Pertama, kawasan masyarakat adat, dan kedua kawasan wisata kota.
“Maka saya cenderung memilih wisata kota, supaya dia berdampak pada pendapatan terhadap daerah. Sehingga kita tidak terkesan memanfaatkan uang daerah tapi tidak punya timbal balik,” bebernya.
Tawaran Ikbal, sapaan Moh. Ikbal Laiti, kemudian ditanggapi positif oleh Ketua DPRD Bangkep, Rusdin Sinaling.
Menurutnya, selain penganganan kawasan pemukiman kota, Desa Bongganan bisa dijadikan salah satu objek wisata andalan lbukota kedepannya.
“Nah sekarang kan pembahasan anggaran sudah jalan. Hari ini seharusya kita bicarakan dengan TAPD Bangkep. Kebijakan perubahan anggaran perubahan 2023 kan sudah diketahui fokusnya ke pendidikan, kesehatan, PUPR dan perumahan. Nah ini kan peluangnya besar sekali. Sehingga pembangunan kota kedepannya sangat bagus untuk dilakukan,” katanya.
Karena itu, ia mengajak seluruh pihak terkait untuk membawa persoalan ke bupati, untuk kemudian menjelaskan bagaimana teknis oleh OPD. Sebab komitmennya sudah dituntaskan dalam pertemuan itu.
Namun hal itu masih tetap ditanggapi miring oleh Hatta Mayuna. Menurut dia, selaku perwakilan rakyat, dirinya merasa dirugikan. Sebaga selama tiga tahun beruntun pihaknya telah menggelontorkan anggaran untuk masyarakat, terutama yang kurang mampu.
Namun demikian, kenyataannya tak satu pun yang dibangun, melainkan anggaran tersebut hanya dimanfaatkan untuk membiayai dokumen-dokumen tebal yang sama sekali belum tampak sebagai bahan rujukan pembangunan.
Meski begitu, Hatta menandaskan, niatan dan loyalitas dirinya untuk membangun ibukota tidak perlu diragukan. Karena itu, ia meminta agar pertemuan dilakukan kembali dengan menghadirkan para kepala OPD.
Sementara itu, anggota Komisi II DPRD Bangkep, Burhan Alelaga ngotot agar kepala dinas terkait dihadirkan dalam pertemuan ini.
Sebab, menurutnya, kepala dinas adalah penentu kebijakan terakhir, yang bisa memastikan hal tersebut bisa dilaksanakan.
“Itulah kenapa saya minta kepala dinas dihadirkan.

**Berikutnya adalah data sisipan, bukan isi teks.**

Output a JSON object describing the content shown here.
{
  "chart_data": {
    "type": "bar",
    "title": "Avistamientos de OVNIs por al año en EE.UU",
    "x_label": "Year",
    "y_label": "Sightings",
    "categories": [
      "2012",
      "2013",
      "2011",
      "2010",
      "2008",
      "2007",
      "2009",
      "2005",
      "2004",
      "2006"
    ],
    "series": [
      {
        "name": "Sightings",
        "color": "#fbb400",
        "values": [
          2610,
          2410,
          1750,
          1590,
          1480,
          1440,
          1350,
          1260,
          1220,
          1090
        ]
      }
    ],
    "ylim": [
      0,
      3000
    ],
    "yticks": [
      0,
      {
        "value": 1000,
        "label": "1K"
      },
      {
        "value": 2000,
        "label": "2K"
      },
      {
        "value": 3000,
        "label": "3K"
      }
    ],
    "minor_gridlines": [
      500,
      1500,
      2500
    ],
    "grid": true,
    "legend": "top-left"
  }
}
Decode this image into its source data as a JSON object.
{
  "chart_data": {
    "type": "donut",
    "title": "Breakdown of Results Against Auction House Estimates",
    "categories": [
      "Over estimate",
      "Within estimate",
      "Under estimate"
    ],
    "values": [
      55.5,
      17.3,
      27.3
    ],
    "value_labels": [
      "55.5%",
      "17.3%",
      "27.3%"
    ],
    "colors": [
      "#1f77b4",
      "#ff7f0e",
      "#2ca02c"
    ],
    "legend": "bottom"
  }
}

Saya hanya ingin memastikan kepala dinas bisa melaksanakan program itu ketika dianggarkan. Supaya kita dengar apakah dia sanggup lakukan atau tidak. Kalau tidak bisa, apa alasannya, kalau bisa, minta dia bikin nota kesepakatan,” tandas Burhan.
Bahkan, Burhan mengatakan, jika memang tidak lagi ada kendala untuk menindaklanjuti pembangunan ibukota, maka Ketua DPRD Bangkep sudah seharusnya bisa menentapkan dan menjamin ketersediaan serta besaran anggaran saat ini.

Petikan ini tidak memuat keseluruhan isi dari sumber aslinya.